En revanche, ici, le théâtre est roi, riche de multiples propositions d’une véritable force, même lorsqu’elles osent des distorsions parfois considérables. Avec le concours de Caterina Cianfarini, Benedikt von Peter nous raconte le Ring comme la saga domestique d’une famille dysfonctionnelle, dans le sillage de la production de Valentin Schwarz, à Bayreuth (voir O. M. n° 186 p. 26 d’octobre 2022), mais avec bien davantage d’acuité dans la focalisation. La complexité des relations hiérarchiques et de filiation, sous l’influence déterminante d’un Wotan cynique et d’une Fricka pas moins toxique, y est vraiment au centre du débat.

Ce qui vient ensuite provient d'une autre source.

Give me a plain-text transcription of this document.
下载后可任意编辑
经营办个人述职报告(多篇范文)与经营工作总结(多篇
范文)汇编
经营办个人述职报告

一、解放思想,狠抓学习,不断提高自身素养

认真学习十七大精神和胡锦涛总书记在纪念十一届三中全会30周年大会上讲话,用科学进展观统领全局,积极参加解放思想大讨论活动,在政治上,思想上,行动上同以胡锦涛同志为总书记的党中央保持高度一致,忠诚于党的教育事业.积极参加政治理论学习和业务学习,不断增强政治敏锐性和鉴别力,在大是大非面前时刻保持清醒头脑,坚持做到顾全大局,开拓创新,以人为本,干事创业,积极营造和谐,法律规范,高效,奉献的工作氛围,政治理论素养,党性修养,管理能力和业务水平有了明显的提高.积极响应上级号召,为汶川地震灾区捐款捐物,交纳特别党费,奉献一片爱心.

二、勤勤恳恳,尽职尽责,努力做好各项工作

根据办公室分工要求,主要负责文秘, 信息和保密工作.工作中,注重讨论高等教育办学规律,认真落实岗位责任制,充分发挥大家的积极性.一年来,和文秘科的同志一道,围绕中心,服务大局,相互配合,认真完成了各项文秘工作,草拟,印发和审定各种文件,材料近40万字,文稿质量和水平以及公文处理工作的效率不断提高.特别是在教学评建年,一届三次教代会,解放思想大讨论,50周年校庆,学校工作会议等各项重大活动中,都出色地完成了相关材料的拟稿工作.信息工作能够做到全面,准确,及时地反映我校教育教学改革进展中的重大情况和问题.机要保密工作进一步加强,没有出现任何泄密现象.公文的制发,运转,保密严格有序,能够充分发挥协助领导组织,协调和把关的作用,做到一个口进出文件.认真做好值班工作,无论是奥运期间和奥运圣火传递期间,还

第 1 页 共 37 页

Aussi parce que, autour de la longue table installée au premier plan, tout le monde reste présent quasiment en permanence, y compris des personnages qui, en principe, ne s’expriment pas dans la scène correspondante, voire ne devraient apparaître que lors de la Première Journée. Une abondante figuration muette, donc, mais assurée par de vrais chanteurs – un luxe que seul peut s’offrir, soit dit en passant, un théâtre doté d’une troupe particulièrement disponible et soudée.

Au centre de l’action, Brünnhilde en revit les péripéties, en flash-back, en essayant de comprendre, rétrospectivement, « comment on a pu en arriver là ». Un témoin omniprésent, dès Das Rheingold, où la Walkyrie s’exprime déjà, en voix « off », pour quelques commentaires parlés – ce qui nécessite d’interrompre, de temps à autre, le flux musical, procédé dans l’absolu très discutable.

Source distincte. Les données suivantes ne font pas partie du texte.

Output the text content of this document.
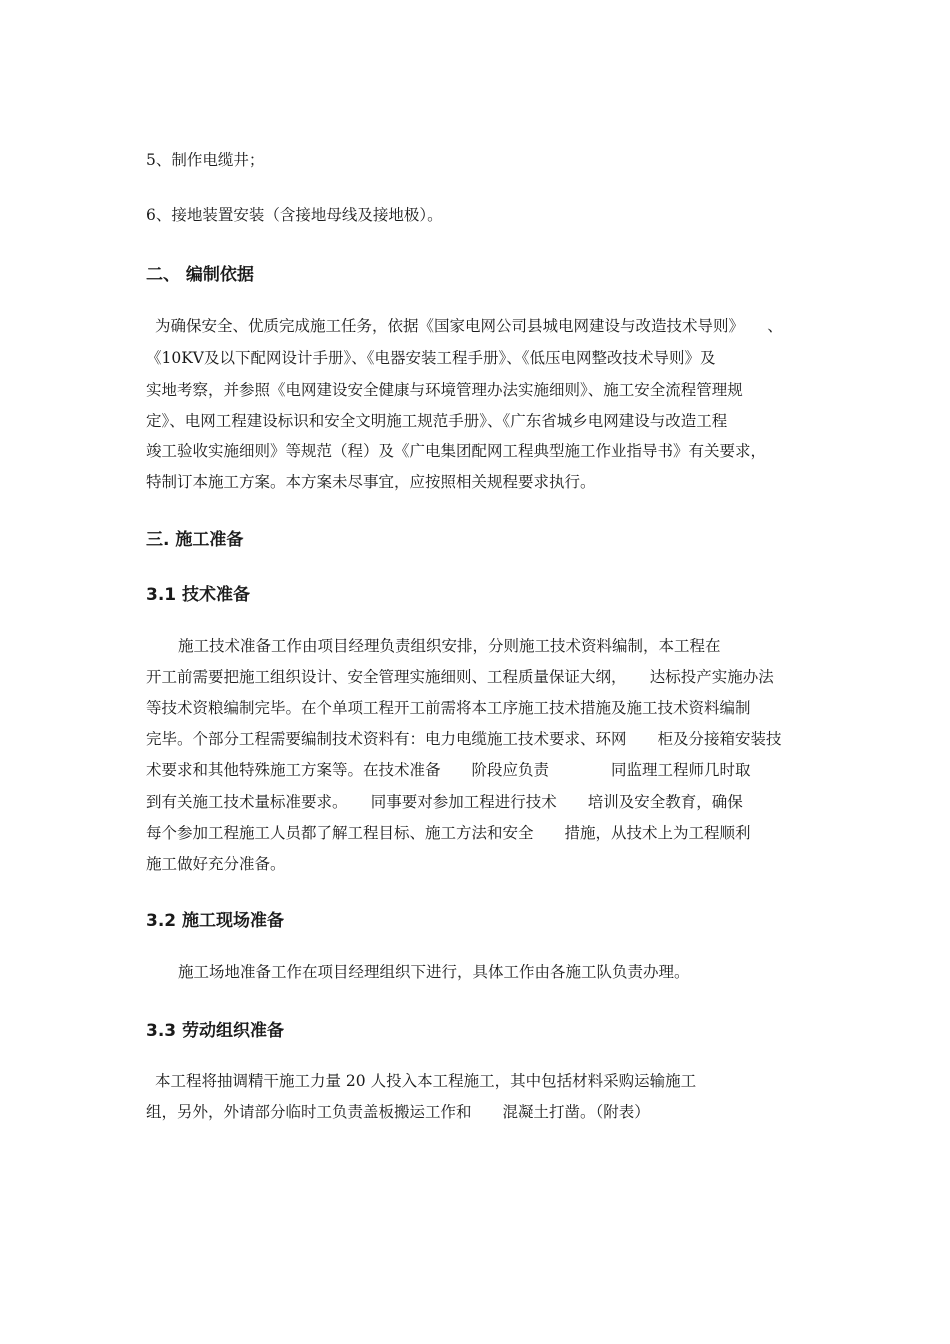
5、制作电缆井；
6、接地装置安装（含接地母线及接地极）。
二、 编制依据
为确保安全、优质完成施工任务，依据《国家电网公司县城电网建设与改造技术导则》　　、
《10KV及以下配网设计手册》、《电器安装工程手册》、《低压电网整改技术导则》及
实地考察，并参照《电网建设安全健康与环境管理办法实施细则》、施工安全流程管理规
定》、电网工程建设标识和安全文明施工规范手册》、《广东省城乡电网建设与改造工程
竣工验收实施细则》等规范（程）及《广电集团配网工程典型施工作业指导书》有关要求，
特制订本施工方案。本方案未尽事宜，应按照相关规程要求执行。
三. 施工准备
3.1 技术准备
施工技术准备工作由项目经理负责组织安排，分则施工技术资料编制，本工程在
开工前需要把施工组织设计、安全管理实施细则、工程质量保证大纲，　　达标投产实施办法
等技术资粮编制完毕。在个单项工程开工前需将本工序施工技术措施及施工技术资料编制
完毕。个部分工程需要编制技术资料有：电力电缆施工技术要求、环网　　柜及分接箱安装技
术要求和其他特殊施工方案等。在技术准备　　阶段应负责　　　　同监理工程师几时取
到有关施工技术量标准要求。　　同事要对参加工程进行技术　　培训及安全教育，确保
每个参加工程施工人员都了解工程目标、施工方法和安全　　措施，从技术上为工程顺利
施工做好充分准备。
3.2 施工现场准备
施工场地准备工作在项目经理组织下进行，具体工作由各施工队负责办理。
3.3 劳动组织准备
本工程将抽调精干施工力量 20 人投入本工程施工，其中包括材料采购运输施工
组，另外，外请部分临时工负责盖板搬运工作和　　混凝土打凿。（附表）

Et par quoi commence cette narration ? Par le 5e anniversaire du petit Siegfried ! Une sympathique réunion de famille, avec cotillons et gâteau à étages. L’enfant, son cor jouet en bandoulière, paraît intimidé. Son papa, Siegmund, a l’air, et pour cause, un peu absent. Et les dieux sont très agacés par le comportement désinhibé de son grand-père, un Wotan sûr de lui et détendu, auquel les trois Nornes viennent de prodiguer quelques gâteries sous la table, et qui offre au petit Siegfried un théâtre de marionnettes.

Au programme de la représentation : le rapt de l’or du Rhin par un énorme crapaud. Saynète à laquelle on assiste effectivement, exécutée à l’arrière de la scène par des marionnettes géantes, les chanteurs restant cachés dans la pénombre.

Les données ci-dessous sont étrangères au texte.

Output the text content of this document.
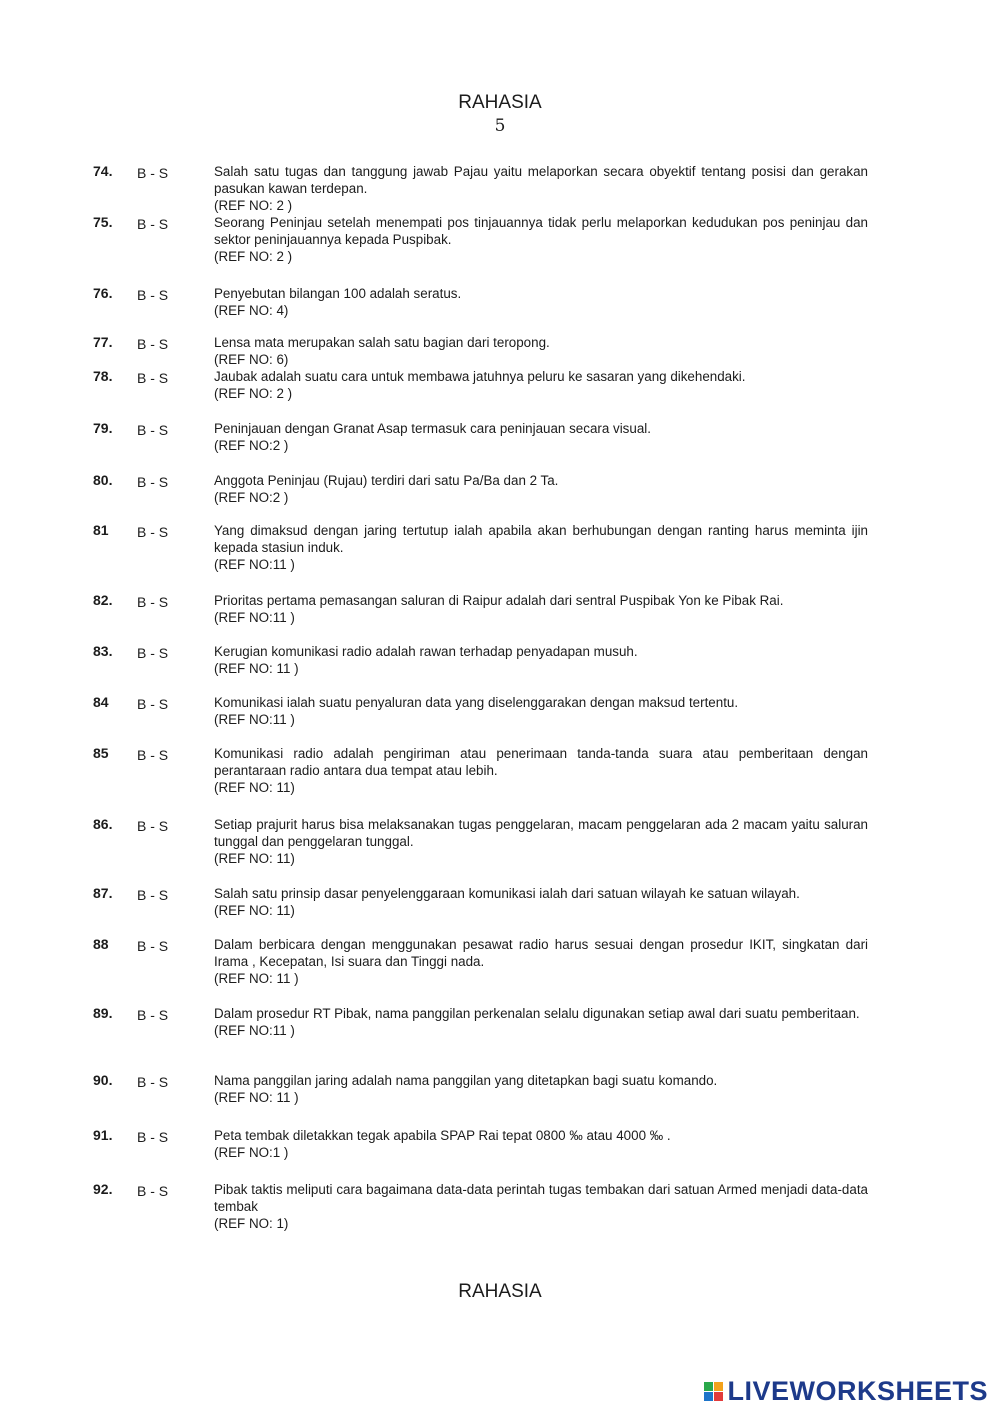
RAHASIA
5
74. B - S	Salah satu tugas dan tanggung jawab Pajau yaitu melaporkan secara obyektif tentang posisi dan gerakan pasukan kawan terdepan.
(REF NO: 2 )
75. B - S	Seorang Peninjau setelah menempati pos tinjauannya tidak perlu melaporkan kedudukan pos peninjau dan sektor peninjauannya kepada Puspibak.
(REF NO: 2 )
76. B - S	Penyebutan bilangan 100 adalah seratus.
(REF NO: 4)
77. B - S	Lensa mata merupakan salah satu bagian dari teropong.
(REF NO: 6)
78. B - S	Jaubak adalah suatu cara untuk membawa jatuhnya peluru ke sasaran yang dikehendaki.
(REF NO: 2 )
79. B - S	Peninjauan dengan Granat Asap termasuk cara peninjauan secara visual.
(REF NO:2 )
80. B - S	Anggota Peninjau (Rujau) terdiri dari satu Pa/Ba dan 2 Ta.
(REF NO:2 )
81 B - S	Yang dimaksud dengan jaring tertutup ialah apabila akan berhubungan dengan ranting harus meminta ijin kepada stasiun induk.
(REF NO:11 )
82. B - S	Prioritas pertama pemasangan saluran di Raipur adalah dari sentral Puspibak Yon ke Pibak Rai.
(REF NO:11 )
83. B - S	Kerugian komunikasi radio adalah rawan terhadap penyadapan musuh.
(REF NO: 11 )
84 B - S	Komunikasi ialah suatu penyaluran data yang diselenggarakan dengan maksud tertentu.
(REF NO:11 )
85 B - S	Komunikasi radio adalah pengiriman atau penerimaan tanda-tanda suara atau pemberitaan dengan perantaraan radio antara dua tempat atau lebih.
(REF NO: 11)
86. B - S	Setiap prajurit harus bisa melaksanakan tugas penggelaran, macam penggelaran ada 2 macam yaitu saluran tunggal dan penggelaran tunggal.
(REF NO: 11)
87. B - S	Salah satu prinsip dasar penyelenggaraan komunikasi ialah dari satuan wilayah ke satuan wilayah.
(REF NO: 11)
88 B - S	Dalam berbicara dengan menggunakan pesawat radio harus sesuai dengan prosedur IKIT, singkatan dari Irama , Kecepatan, Isi suara dan Tinggi nada.
(REF NO: 11 )
89. B - S	Dalam prosedur RT Pibak, nama panggilan perkenalan selalu digunakan setiap awal dari suatu pemberitaan.
(REF NO:11 )
90. B - S	Nama panggilan jaring adalah nama panggilan yang ditetapkan bagi suatu komando.
(REF NO: 11 )
91. B - S	Peta tembak diletakkan tegak apabila SPAP Rai tepat 0800 ‰ atau 4000 ‰ .
(REF NO:1 )
92. B - S	Pibak taktis meliputi cara bagaimana data-data perintah tugas tembakan dari satuan Armed menjadi data-data tembak
(REF NO: 1)
RAHASIA
LIVEWORKSHEETS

Nathan Berg (Wotan) dans Die Walküre. © Ingo Höhn

Ensuite, le récit redevient plus conventionnel, mais avec toujours autant de témoins silencieux pouvant en infléchir le cours, enfants ou adultes, et dans un décor qui ne se modifie jamais : le Walhalla, à gauche, sorte de villa contemporaine laissée à l’état de gros œuvre, et qui, de temps en temps, s’enflamme brièvement ; la longue table familiale, à l’avant-scène ; et un arrière-plan plus romantique, arbre mort et ciel nocturne.

C’est là que Wotan et Loge feront surgir, en creusant le plancher à la hache, les personnages du Nibelheim. Avant une atypique montée finale au Walhalla, pas du tout triomphale, ne serait-ce que parce que l’orchestre y reste bien trop pâle. Siegmund profite de cette diversion pour libérer Sieglinde, jusqu’ici murée dans une sorte d’appentis secret, mais l’ardente étreinte du couple n’est que de courte durée, interrompue par un sbire de Hunding, qui enlève son épouse immédiatement…

Le lendemain, pour Die Walküre, le décor ne change pas, avec toujours une Brünnhilde omniprésente, ses commentaires en voix « off » inclus. Hunding, de méchante humeur, investit immédiatement les lieux, puis s’endort à même la table. Or, catastrophe, il se réveille ensuite beaucoup trop tôt, épie, caché à divers endroits, les propos enflammés de Siegmund et Sieglinde, et fait, à nouveau, enlever cette dernière, sous le nez de son jumeau, qui termine donc son duo d’amour… tout seul ! Union non consommée ? En fait, l’enfant Siegfried est déjà né depuis longtemps, et il vient d’ailleurs d’assister à toute la scène, en compagnie de son grand-père.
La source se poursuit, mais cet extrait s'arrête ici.